Herzlich willkommen im 21.Jahrhundert: Frauen und Queers haben Rechte. Die kamen nicht aus dem Nichts, sondern mussten erst hart erkämpft werden. Daher gilt es, sie jeden Tag zu verteidigen. Erst 1997 wurde Vergewaltigung in der Ehe in Deutschland strafbar. Unsere bürgerlich-demokratischen Rechte sind demnach zum Teil noch ziemlich jung. Sie werden derzeit aber weltweit wieder angegriffen und in Frage gestellt. Dazu braucht es auch internationalen Protest und Vernetzung. Egal, ob in den USA oder Deutschland, Abtreibungsrechte müssen gegen die rechte Welle verteidigt werden. Das bedeutet auch, dass das Thema mehr Aufmerksamkeit im Medizinstudium bekommt, es mehr einfach zugängliche Beratungsstellen und sexuelle Aufklärung geben muss. All das kann natürlich nicht vor jeder ungewollten Schwangerschaft schützen, denn dazu bräuchte es auch mehr Prävention gegen Vergewaltigungen und ein Umdenken in den Köpfen, das dazu führt, dass endlich offen über Sex gesprochen wird. Es wäre aber ein wichtiger Schritt.

Natürlich ist das nur Symptombekämpfung. Denn auch Selbstbestimmungsrechte sind vor allem eine Klassenfrage. Arbeiterinnen können sich nicht leisten, zum Abtreiben ins Ausland zu fahren oder sich mit Top-Anwält:innen der Strafe vor Gericht entziehen. Sie müssen oftmals noch lange in Gewaltbeziehungen bleiben, weil sie nicht nur emotional, sondern auch ökonomisch abhängig sind oder es zu wenig Plätze in Frauenhäusern gibt. Einen langfristigen Schutz und eine Verbesserung der Situation kann es nur geben, wenn die patriarchale Gesellschaft über den Haufen geworfen wird. Ein paar Schritte dahin?
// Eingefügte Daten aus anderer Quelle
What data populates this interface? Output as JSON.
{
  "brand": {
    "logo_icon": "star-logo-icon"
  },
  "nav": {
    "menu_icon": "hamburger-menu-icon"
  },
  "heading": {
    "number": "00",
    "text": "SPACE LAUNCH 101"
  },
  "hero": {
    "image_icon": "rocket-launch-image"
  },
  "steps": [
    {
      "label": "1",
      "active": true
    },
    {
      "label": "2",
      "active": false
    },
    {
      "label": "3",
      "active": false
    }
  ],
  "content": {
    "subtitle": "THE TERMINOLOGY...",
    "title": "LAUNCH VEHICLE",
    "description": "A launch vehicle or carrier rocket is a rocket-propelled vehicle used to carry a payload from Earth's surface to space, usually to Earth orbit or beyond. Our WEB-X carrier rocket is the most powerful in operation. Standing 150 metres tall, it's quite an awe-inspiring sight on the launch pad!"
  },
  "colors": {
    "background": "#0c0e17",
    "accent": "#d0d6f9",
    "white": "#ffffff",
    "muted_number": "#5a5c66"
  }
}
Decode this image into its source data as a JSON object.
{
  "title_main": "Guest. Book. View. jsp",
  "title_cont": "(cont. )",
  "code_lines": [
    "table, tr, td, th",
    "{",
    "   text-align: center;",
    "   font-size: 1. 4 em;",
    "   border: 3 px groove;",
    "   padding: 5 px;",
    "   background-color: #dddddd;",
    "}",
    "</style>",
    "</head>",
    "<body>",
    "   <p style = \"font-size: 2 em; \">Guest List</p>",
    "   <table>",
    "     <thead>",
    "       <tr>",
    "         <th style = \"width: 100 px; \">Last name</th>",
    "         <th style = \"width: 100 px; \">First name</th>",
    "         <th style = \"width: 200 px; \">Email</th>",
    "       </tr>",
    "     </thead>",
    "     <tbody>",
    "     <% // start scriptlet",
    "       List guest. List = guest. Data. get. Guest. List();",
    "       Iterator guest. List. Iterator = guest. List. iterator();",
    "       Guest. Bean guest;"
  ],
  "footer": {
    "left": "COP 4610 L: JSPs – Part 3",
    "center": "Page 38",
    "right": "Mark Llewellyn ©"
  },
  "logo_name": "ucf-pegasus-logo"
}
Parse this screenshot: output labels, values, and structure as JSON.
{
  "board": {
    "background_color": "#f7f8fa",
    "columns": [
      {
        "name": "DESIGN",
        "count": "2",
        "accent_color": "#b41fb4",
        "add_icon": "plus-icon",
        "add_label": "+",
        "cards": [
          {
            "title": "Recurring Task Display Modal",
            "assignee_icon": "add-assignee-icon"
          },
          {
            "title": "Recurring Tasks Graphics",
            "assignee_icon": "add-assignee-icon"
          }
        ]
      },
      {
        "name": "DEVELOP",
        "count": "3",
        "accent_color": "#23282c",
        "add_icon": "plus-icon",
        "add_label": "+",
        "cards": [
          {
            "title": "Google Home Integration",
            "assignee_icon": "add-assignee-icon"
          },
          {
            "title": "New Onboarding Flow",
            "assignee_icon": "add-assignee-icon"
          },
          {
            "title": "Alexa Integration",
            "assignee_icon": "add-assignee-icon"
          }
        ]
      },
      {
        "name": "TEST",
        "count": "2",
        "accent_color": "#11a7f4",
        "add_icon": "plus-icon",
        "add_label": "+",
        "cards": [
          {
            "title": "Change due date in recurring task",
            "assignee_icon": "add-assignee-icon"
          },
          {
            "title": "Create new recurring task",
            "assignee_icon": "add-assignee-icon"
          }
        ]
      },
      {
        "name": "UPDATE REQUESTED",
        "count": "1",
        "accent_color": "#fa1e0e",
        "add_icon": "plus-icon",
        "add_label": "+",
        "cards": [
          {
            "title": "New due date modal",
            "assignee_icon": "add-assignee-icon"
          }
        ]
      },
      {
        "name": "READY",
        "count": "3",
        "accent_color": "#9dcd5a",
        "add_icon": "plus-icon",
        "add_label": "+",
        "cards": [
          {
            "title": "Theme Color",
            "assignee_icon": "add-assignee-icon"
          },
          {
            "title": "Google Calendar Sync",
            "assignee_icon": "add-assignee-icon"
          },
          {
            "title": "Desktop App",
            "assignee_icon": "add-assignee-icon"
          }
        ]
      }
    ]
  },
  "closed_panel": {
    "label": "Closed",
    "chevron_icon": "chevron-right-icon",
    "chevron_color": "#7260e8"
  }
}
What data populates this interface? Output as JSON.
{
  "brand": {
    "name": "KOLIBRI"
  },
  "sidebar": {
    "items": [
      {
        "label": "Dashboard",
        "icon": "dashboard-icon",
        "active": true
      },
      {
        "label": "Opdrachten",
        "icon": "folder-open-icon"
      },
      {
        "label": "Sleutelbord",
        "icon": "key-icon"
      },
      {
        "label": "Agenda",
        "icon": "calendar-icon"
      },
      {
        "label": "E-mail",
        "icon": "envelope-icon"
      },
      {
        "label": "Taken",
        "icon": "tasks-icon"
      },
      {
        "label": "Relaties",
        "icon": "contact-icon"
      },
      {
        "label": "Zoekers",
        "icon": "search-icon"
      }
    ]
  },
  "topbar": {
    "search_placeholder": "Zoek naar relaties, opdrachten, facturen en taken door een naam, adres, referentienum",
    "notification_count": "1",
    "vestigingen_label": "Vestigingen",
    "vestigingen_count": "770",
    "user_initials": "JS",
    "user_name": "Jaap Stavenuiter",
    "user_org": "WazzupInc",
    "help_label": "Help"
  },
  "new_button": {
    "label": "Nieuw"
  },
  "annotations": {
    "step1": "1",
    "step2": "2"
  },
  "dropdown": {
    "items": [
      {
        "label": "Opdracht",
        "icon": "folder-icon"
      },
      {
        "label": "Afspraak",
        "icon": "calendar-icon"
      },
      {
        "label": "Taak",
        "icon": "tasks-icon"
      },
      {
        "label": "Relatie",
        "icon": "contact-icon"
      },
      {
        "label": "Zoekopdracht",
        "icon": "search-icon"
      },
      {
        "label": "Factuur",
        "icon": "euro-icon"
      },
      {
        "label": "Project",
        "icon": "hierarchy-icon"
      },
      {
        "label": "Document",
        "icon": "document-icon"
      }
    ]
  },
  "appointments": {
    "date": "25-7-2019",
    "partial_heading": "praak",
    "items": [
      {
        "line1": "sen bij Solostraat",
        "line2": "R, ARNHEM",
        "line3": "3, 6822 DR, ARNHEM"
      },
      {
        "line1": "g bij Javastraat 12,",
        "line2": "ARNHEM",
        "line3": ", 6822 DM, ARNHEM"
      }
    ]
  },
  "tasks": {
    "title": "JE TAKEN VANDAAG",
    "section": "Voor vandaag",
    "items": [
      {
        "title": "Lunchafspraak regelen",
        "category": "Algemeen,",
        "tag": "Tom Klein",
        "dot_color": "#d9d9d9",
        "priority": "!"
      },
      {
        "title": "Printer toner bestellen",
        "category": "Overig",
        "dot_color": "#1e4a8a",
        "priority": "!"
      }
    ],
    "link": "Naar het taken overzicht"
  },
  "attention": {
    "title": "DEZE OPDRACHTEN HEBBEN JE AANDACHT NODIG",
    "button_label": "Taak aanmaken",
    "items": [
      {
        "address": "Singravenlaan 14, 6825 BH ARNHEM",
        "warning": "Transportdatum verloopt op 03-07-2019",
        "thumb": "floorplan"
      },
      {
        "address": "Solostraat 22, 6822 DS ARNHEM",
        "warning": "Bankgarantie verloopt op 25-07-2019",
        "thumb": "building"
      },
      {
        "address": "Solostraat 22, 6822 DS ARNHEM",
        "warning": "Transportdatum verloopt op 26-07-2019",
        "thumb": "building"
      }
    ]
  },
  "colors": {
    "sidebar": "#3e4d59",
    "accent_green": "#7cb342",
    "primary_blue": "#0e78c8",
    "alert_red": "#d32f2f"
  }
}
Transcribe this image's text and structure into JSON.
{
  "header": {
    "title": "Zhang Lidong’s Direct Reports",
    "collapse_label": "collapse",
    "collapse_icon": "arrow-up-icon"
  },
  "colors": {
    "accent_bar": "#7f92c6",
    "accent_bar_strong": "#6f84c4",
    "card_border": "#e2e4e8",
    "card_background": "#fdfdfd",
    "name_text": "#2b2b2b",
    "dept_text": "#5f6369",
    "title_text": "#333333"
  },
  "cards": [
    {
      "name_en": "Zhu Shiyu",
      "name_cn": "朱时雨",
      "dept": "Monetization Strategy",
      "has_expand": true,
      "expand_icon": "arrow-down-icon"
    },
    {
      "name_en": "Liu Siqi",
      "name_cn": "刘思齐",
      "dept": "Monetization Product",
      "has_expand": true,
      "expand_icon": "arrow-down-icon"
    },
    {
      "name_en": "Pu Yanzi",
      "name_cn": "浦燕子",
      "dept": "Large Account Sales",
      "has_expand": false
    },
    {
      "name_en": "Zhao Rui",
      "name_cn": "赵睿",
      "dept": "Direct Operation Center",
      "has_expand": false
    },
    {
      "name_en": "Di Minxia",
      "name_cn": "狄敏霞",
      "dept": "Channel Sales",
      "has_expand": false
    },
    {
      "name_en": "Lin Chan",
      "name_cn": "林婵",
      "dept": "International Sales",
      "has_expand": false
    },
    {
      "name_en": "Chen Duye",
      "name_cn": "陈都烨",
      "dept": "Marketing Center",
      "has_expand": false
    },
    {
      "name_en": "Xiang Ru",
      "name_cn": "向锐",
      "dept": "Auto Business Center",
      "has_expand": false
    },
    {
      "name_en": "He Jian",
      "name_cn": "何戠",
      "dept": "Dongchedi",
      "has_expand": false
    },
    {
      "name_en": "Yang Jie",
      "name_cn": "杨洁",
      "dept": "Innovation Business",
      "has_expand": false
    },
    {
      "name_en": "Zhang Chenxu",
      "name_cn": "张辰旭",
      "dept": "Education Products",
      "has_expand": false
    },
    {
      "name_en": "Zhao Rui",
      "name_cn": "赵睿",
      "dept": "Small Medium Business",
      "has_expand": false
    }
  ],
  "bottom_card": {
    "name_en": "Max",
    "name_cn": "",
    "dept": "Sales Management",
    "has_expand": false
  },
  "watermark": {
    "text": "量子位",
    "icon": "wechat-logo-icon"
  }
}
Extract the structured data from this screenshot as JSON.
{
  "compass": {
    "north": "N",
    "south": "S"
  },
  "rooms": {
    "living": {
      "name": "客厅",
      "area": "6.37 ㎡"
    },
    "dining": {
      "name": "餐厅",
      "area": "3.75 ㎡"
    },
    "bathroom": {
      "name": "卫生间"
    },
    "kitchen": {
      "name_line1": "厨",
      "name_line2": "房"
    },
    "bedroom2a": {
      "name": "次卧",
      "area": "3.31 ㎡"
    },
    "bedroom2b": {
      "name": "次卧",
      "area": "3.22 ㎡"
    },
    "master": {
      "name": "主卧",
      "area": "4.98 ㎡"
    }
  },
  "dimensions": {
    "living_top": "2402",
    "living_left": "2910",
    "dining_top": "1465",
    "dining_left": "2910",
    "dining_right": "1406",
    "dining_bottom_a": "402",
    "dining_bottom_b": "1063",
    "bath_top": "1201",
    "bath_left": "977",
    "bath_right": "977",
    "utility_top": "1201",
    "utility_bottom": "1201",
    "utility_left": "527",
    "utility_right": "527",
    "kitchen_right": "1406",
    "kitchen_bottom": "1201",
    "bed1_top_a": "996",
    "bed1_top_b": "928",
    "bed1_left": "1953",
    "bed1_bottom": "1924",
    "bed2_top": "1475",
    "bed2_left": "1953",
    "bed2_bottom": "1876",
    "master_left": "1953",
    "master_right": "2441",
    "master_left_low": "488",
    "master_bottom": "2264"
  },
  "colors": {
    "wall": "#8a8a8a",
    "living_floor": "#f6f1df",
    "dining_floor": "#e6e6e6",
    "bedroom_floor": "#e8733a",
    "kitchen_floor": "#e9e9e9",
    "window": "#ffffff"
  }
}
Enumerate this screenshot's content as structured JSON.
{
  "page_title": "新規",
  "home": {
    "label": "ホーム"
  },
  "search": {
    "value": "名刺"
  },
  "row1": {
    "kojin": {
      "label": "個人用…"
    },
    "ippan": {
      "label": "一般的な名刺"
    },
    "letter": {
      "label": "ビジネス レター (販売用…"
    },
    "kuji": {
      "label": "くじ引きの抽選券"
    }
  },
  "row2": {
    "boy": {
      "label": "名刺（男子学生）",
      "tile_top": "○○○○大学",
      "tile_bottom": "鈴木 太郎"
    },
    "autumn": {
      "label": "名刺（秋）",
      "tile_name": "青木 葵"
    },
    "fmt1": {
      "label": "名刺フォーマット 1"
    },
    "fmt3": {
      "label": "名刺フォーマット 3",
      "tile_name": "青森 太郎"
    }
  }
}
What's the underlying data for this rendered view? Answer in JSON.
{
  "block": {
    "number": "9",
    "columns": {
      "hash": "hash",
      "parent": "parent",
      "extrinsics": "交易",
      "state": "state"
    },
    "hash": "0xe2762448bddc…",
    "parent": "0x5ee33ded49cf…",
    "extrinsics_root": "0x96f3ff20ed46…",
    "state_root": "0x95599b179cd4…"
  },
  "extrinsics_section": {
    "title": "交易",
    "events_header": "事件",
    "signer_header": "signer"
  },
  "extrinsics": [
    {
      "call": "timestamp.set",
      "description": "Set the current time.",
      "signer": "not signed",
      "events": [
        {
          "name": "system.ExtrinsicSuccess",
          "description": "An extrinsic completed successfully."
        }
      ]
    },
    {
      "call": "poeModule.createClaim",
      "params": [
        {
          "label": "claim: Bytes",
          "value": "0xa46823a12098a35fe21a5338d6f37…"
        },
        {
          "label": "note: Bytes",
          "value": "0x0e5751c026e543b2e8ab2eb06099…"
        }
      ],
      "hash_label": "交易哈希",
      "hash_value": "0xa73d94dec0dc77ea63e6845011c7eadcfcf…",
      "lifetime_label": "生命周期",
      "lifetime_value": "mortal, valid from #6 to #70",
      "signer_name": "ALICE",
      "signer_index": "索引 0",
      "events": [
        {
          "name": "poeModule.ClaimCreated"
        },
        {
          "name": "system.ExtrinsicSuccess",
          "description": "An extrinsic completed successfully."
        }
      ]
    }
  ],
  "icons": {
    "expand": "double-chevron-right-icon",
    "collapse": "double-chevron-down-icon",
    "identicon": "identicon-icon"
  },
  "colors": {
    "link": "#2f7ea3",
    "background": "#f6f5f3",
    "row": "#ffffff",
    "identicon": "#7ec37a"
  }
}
  • Vollständiges Recht auf Abtreibung, überall, kostenlos, während der gesamten Schwangerschaft! Kostenloser Zugang zu Verhütungsmitteln!
  • Für echte Aufklärung in der Schule: Über Sex reden lernen, Verhütung und Abtreibung  gehören in den Unterricht, Erziehung und Pädagogik als Schulfach für alle, und nicht nur als Ausbildung in klassischen Frauenberufen!
  • Kostenlose und umfassende Hilfe für Betroffene von sexualisierter Gewalt und Vergewaltigungen! Für die jederzeitige Möglichkeit sich einseitig scheiden zu lassen und auszuziehen! Massiver Ausbau von Schutzräumen und Wohnungen für Betroffene unter demokratischer Kontrolle der Frauenbewegung und der Gewerkschaften! Selbstverteidigungsunterricht in der Schule!
  • Vollständige Vergesellschaftung der privaten Reproduktionsarbeit – einschließlich einer gemeinschaftlichen Kindererziehung, kein Kind soll von seiner biologischen Elternschaft abhängig sein!
  • Auf die Straße, für die Freiheit, für das Leben – gegen den Marsch für ein patriarchales, unterdrückerisches Leben!